Comment From: kcsurapaneni
@sjohnr Thank you for your response.
it feels like this is a question that would be better suited to Stack Overflow. We prefer to use GitHub issues only for bugs and enhancements.
Initially, I also considered Stack Overflow. However, upon further consideration, I realized it could be an enhancement request, which is why I created a ticket here. After reviewing your response, I now understand that it is indeed more appropriate for Stack Overflow. I apologize for any confusion caused by my misunderstanding.
My original question was about creating a JWT decoder when the jwks_url is using a classpath (like classpath:/keys/oauth-public.key) value. Your solution provided me with a much better understanding, and I have managed to implement a solution similar to yours. Here's the revised code I came up with:
@Bean
public JwtDecoderFactory<ClientRegistration> idTokenDecoderFactory() {
return clientRegistration -> {
OidcIdTokenDecoderFactory delegate = new OidcIdTokenDecoderFactory();
if (StringUtils.hasLength(clientRegistration.getProviderDetails().getJwkSetUri()) &&
clientRegistration.getProviderDetails().getJwkSetUri().startsWith("classpath")) { // This checks whether jwks uri is associated with classpath or not?

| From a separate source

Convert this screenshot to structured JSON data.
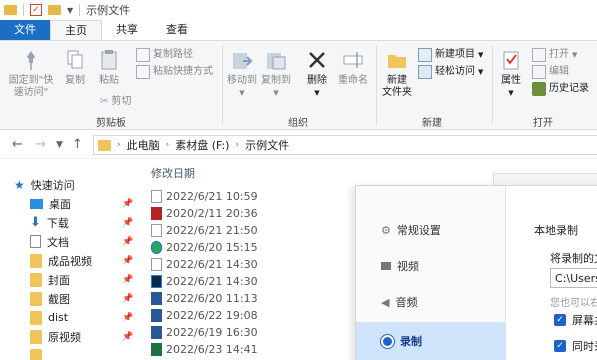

NimbusJwtDecoder jwtDecoder = NimbusJwtDecoder.withPublicKey(clientRegistration.getProviderDetails().getJwkSetUri()).build(); // here actually converting the classpath string to RSAPublicKey
jwtDecoder.setClaimSetConverter(OidcIdTokenDecoderFactory.createDefaultClaimTypeConverter());
return jwtDecoder;
}
return delegate.createDecoder(clientRegistration);
};
}
This solution resolved my issue, so I will be closing this discussion with this comment. Additionally, I will update the title to "How can classpath public key values be utilized in the OAuth2 client jwks_uri?"